Так появился еще один наследник престола — третий по счету — мой брат Шарль, которому в ту пору исполнилось четырнадцать лет.
Он тоже, насколько я знаю, отнюдь не жаждал власти и заплакал, когда узнал, кем он теперь стал и что ему предстоит. Меланхолик по характеру, он предпочитал действию созерцание.
Как-то он сказал мне:
— Я не заслуживаю этого титула, Катрин. Он не мой по праву.
— Но как же, Шарль, — возразила я, — ты ведь следующий в нашем роду.
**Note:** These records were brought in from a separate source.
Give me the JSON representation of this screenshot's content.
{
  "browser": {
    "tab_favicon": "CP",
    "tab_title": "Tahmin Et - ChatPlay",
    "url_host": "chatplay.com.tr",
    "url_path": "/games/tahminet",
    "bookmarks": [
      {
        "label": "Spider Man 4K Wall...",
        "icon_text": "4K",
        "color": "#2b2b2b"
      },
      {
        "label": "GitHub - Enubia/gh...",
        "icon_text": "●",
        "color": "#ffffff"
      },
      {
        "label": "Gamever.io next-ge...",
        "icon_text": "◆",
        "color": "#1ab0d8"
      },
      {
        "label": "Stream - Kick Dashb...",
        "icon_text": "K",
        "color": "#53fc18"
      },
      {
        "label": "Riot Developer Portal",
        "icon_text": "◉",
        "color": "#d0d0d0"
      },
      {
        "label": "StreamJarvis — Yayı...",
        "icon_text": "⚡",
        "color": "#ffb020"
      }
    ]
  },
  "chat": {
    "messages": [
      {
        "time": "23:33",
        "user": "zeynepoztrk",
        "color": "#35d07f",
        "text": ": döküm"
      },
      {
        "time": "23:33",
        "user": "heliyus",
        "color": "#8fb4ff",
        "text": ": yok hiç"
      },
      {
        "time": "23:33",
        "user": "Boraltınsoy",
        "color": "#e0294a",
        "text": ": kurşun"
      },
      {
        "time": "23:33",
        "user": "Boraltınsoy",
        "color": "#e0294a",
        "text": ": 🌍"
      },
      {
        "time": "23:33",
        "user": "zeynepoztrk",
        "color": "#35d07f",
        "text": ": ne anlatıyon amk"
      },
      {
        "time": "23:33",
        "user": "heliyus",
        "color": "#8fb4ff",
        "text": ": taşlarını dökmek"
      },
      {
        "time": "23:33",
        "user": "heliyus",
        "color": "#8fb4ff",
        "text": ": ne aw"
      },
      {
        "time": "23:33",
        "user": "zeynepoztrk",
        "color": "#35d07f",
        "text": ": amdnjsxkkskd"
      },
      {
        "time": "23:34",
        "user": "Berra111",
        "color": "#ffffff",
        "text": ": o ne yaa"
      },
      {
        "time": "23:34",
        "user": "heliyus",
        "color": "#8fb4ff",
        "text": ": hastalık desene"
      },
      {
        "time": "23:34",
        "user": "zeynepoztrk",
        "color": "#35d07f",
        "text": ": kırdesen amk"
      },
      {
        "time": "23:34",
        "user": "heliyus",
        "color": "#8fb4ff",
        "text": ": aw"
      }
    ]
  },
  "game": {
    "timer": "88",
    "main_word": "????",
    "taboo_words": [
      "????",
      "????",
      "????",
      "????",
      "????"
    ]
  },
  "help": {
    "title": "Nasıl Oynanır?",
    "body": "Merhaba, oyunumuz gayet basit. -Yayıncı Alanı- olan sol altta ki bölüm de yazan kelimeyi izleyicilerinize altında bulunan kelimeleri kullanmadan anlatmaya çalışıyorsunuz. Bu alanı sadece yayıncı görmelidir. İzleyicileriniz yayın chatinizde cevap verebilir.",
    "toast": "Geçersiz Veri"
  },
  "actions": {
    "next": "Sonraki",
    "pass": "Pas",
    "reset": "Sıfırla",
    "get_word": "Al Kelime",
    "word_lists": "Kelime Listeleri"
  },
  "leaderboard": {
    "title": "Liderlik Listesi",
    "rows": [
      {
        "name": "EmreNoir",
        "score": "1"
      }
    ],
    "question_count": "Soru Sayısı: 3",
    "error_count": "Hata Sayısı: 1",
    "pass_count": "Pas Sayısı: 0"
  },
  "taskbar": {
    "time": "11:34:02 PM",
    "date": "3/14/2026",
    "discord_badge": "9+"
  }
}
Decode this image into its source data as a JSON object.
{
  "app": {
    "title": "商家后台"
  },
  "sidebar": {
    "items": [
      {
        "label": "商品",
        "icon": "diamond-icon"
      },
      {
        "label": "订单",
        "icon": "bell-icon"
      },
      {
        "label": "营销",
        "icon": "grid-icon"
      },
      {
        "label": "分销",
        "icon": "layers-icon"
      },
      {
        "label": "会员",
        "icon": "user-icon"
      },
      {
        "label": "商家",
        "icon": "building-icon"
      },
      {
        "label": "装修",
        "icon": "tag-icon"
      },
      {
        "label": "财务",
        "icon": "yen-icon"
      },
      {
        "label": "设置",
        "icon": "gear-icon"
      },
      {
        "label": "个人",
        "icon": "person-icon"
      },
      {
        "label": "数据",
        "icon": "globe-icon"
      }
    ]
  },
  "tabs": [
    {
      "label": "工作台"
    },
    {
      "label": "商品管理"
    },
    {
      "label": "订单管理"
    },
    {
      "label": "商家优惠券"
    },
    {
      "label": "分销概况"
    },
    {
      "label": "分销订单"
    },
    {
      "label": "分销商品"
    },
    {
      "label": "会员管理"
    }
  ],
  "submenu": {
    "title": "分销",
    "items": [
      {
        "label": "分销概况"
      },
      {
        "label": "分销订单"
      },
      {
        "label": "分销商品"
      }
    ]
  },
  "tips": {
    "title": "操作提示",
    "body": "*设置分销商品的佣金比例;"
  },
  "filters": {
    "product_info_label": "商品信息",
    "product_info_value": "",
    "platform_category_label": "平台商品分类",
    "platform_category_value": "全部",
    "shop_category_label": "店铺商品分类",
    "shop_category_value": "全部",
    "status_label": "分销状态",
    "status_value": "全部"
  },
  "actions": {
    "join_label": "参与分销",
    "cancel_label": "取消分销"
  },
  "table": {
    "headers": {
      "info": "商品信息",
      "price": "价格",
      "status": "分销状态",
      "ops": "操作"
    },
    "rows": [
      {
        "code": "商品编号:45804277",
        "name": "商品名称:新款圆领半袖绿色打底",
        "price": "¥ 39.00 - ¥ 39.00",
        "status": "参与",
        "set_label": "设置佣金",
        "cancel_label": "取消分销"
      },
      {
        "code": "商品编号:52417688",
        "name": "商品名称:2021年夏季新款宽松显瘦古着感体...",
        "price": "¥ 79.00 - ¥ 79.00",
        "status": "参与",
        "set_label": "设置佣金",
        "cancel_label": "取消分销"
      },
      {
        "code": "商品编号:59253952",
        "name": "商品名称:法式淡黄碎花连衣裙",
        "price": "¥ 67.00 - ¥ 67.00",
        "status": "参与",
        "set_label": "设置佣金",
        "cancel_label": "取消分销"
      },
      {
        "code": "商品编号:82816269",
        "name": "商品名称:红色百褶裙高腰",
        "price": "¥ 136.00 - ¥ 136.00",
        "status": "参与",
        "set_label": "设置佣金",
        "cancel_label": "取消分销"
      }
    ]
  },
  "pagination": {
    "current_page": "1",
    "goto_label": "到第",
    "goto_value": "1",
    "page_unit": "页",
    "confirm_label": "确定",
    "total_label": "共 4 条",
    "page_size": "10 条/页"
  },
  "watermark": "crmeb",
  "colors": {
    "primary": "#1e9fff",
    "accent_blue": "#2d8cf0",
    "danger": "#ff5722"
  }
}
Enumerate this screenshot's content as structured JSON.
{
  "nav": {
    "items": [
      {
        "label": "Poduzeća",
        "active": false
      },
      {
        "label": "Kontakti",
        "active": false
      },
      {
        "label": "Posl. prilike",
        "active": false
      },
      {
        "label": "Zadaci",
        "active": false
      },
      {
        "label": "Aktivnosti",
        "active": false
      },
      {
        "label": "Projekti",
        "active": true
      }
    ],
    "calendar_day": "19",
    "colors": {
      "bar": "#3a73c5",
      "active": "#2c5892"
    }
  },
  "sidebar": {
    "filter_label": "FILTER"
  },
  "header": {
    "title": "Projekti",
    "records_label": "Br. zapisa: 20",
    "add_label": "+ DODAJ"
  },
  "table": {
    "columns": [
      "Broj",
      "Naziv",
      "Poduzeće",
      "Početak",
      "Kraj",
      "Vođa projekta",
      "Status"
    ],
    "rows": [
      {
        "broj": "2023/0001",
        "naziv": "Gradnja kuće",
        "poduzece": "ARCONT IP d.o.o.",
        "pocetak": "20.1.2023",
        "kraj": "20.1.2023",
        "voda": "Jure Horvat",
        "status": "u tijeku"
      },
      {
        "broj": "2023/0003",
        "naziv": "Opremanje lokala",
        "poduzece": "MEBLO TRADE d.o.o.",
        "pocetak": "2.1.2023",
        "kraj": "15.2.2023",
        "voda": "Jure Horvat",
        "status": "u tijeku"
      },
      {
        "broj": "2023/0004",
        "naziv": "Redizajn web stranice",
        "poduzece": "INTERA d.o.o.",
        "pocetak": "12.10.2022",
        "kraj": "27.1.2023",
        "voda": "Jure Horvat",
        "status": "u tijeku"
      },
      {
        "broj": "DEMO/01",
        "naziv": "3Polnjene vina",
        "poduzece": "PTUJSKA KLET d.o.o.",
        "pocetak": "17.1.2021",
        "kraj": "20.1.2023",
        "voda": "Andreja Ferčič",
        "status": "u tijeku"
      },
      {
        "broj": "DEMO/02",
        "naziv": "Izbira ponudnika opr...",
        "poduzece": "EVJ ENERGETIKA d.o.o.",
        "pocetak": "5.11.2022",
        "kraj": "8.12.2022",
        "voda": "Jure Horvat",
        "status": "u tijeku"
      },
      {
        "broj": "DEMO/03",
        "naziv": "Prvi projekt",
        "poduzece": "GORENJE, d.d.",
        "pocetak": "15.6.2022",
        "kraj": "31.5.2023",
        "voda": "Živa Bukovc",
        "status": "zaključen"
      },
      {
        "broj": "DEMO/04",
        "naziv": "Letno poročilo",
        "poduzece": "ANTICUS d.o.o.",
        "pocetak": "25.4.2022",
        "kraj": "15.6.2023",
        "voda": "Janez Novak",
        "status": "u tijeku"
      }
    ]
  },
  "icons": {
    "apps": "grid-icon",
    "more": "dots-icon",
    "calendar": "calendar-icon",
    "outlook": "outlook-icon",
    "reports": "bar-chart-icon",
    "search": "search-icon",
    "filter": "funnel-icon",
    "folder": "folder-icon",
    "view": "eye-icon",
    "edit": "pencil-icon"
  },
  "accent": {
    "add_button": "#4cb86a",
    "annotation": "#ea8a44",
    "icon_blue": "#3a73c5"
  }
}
— Не верю, что я настоящий сын короля, — сказал он.
— Что ты говоришь? Опомнись!
— Перед моим рождением у матери перебывало много любовников. Один из них вполне мог стать моим отцом.
— Не думай так, Шарль. Каждый из нас может сомневаться, а наш ли отец король Карл?
— Наша мать плохая женщина, Катрин.
Я промолчала.
— Как ты думаешь, это она отравила Луи? — спросил Шарль.
— Нет… нет! — вскричала я, хотя скорее была уверена в обратном.
— Что, если она вздумает сделать со мной то же, что с Луи и Жаном? — продолжал он.
— Нет… Она не посмеет!
— Но ведь… Кроме того, если я незаконнорожденный, то не имею никаких прав на престол.